Behind the headline revenue number, though, the financial results suggested that Huawei’s smartphone business, in particular, is suffering from US hostility. American makers of chips and software curtailed sales to the Chinese company after Trump announced the sanctions in May, though the administration last month said it would allow sales to resume in cases “when there is no threat to national security.”
Huawei is not publicly traded and doesn’t release detailed financials. But some analysts said the limited information available suggests Huawei’s global smartphone shipments didn’t grow at all in the second quarter, compared with the first, as reported by TechCrunch. And that figure masked a decline in Huawei’s sales outside China. Market researcher IDC said Thursday that Huawei set a quarterly sales record inside China in the second quarter, with 36.4 million phones, accounting for 62 percent of its global sales. Huawei doesn’t sell many phones in the US, but analysts suggested that consumers in Europe and Asia may have shied away from the brand amid the US dispute. Huawei remains the second-largest seller of smartphones in the world, after Samsung, IDC said.
The second-quarter slowdown in international sales was “to be expected, because if the most powerful country in the world declares war on you, your company is going to be affected,” said Elliott Zaagman, a China tech watcher who recently visited Huawei’s Shenzhen headquarters, in an interview. Indeed, Huawei CEO Ren Zhengfei said in June that the US sanctions would reduce Huawei’s sales by $30 billion over two years. On Twitter, Zaagman called “lagging international handset sales” the “most important takeaway” from Huawei’s results.

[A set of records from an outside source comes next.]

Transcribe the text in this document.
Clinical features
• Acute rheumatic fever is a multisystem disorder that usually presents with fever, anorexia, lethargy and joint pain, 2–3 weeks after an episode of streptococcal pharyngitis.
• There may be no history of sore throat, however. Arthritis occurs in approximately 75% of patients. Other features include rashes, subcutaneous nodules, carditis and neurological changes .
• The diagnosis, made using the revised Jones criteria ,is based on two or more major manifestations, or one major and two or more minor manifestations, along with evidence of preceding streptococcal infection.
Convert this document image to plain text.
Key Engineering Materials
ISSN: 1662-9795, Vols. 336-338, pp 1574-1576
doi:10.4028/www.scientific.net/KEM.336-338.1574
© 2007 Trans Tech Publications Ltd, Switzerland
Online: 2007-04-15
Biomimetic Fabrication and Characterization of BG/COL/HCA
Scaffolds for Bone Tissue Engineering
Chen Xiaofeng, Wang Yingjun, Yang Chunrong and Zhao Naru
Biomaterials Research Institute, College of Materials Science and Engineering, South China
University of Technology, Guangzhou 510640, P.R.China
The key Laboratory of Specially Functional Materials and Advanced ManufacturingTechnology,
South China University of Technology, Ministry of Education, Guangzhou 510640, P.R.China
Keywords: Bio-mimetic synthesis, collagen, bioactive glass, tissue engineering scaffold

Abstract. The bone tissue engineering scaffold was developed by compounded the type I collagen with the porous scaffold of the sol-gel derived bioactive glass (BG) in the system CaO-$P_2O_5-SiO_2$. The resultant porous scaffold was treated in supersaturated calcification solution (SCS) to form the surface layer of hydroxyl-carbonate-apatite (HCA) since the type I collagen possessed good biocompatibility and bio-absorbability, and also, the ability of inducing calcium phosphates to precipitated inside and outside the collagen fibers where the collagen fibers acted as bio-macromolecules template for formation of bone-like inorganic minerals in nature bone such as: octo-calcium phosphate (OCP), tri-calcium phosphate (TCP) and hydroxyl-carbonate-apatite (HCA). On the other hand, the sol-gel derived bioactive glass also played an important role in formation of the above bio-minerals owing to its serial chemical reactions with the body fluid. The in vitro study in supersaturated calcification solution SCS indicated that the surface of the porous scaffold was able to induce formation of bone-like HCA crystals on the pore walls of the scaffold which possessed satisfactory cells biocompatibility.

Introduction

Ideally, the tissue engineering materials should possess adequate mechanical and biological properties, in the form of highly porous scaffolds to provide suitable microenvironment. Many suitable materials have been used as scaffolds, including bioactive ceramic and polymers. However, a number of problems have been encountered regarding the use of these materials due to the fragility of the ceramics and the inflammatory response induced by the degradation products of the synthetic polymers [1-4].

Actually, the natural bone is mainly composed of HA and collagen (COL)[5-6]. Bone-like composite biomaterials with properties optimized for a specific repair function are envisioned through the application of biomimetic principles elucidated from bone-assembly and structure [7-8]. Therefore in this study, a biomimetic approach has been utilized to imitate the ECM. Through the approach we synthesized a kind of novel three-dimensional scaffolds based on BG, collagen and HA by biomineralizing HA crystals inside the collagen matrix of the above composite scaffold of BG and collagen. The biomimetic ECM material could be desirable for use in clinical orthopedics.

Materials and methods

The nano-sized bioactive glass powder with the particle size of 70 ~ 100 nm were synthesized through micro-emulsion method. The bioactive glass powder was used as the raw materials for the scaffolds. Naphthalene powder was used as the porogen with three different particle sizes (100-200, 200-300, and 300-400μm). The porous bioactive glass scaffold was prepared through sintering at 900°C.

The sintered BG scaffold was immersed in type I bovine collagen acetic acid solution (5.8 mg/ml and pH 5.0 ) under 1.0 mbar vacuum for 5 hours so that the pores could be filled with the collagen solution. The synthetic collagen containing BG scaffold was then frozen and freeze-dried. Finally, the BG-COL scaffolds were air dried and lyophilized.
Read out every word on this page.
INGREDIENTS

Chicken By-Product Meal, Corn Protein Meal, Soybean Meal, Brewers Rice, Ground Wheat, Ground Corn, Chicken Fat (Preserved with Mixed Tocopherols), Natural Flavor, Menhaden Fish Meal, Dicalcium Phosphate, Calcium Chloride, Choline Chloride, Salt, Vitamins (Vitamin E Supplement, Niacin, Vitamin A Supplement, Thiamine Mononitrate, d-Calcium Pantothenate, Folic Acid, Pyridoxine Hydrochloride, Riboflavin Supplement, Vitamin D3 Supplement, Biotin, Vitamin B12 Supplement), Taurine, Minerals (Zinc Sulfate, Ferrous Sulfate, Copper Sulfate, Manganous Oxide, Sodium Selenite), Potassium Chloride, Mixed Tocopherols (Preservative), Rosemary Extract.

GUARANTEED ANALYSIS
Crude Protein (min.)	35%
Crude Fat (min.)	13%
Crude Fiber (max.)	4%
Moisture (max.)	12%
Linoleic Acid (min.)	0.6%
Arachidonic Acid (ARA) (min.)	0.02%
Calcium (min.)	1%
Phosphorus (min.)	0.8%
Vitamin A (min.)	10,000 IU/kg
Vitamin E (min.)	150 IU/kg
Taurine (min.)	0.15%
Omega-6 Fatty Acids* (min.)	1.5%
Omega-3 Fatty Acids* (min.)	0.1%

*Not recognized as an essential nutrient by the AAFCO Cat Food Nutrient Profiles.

Joe Kelly, VP of international media affairs at Huawei, agreed that Huawei’s handset sales outside China declined after the US imposed sanctions in May. But he said the stronger China sales helped Huawei’s global smartphone sales rise “against a declining market.” IDC estimated that global smartphone shipments fell 2.3 percent in the second quarter, compared with a year earlier. “Huawei is not just a smartphone company,” Kelly said. “We have a carrier business, and our 5G field has exceeded our expectations.” Kelly said Huawei secured 50 commercial 5G contracts, and shipped over 150,000 base stations. “The consumer business is maybe threatened more, but the carrier business continues to perform strongly during the first half of this year,” Kelly said.
Huawei could continue to enjoy robust domestic growth, Zaagman said, “because the country and the party are rallying around them.” But he said sales outside China are crucial, both to the company, and the Trump administration. “That’s what the US government is more worried about. It’s what’s going to determine Huawei’s global reach and impact.”
Huawei’s international sales might rebound if the US allows key suppliers such as Broadcom and Google—maker of the Android operating system used on Huawei phones—to resume shipments under special licenses. Adam Segal, director of the digital and cyberspace policy program at the Council on Foreign Relations, believes those licences will be granted. However, he doesn’t think it will reverse all the damage done by the dispute. “Huawei will still have the threat hanging over them. They have seen the writing on the wall.”
Segal said the US sales ban, even if it proves temporary, will accelerate Huawei’s efforts to develop its own technology, including chips and an operating system. “The US has weaponized their dependence on American tech, in chips, OS, and other areas,” he said. “So Huawei will work to eliminate it so they are not vulnerable in the future.” Segal said it “remains uncertain” whether Huawei will launch its own operating system; if it does, it may struggle to gain traction because “apps and software developers already exist around Apple and Android. And that could be hard for Huawei to reproduce.”
That sentiment was echoed by Paul Triolo, a technology analyst at risk consultancy Eurasia Group. “Chinese users are very sophisticated and require a high level of functionality at the cutting edge. They are not going to settle for something that is just good enough even though it is from a Chinese vendor,” Triolo said. He estimates it will take Huawei at least a year to create a mobile operating system, and then it will need to recruit developers to create apps.
Despite such potential challenges, Jeffrey Towson, a business professor at Peking University believes “Chinese tech companies, including Huawei, are 100 percent committed to no longer being dependent on the US for core technology. And as China has the world’s largest smartphone and e-commerce businesses and market, why should they use American operating systems?”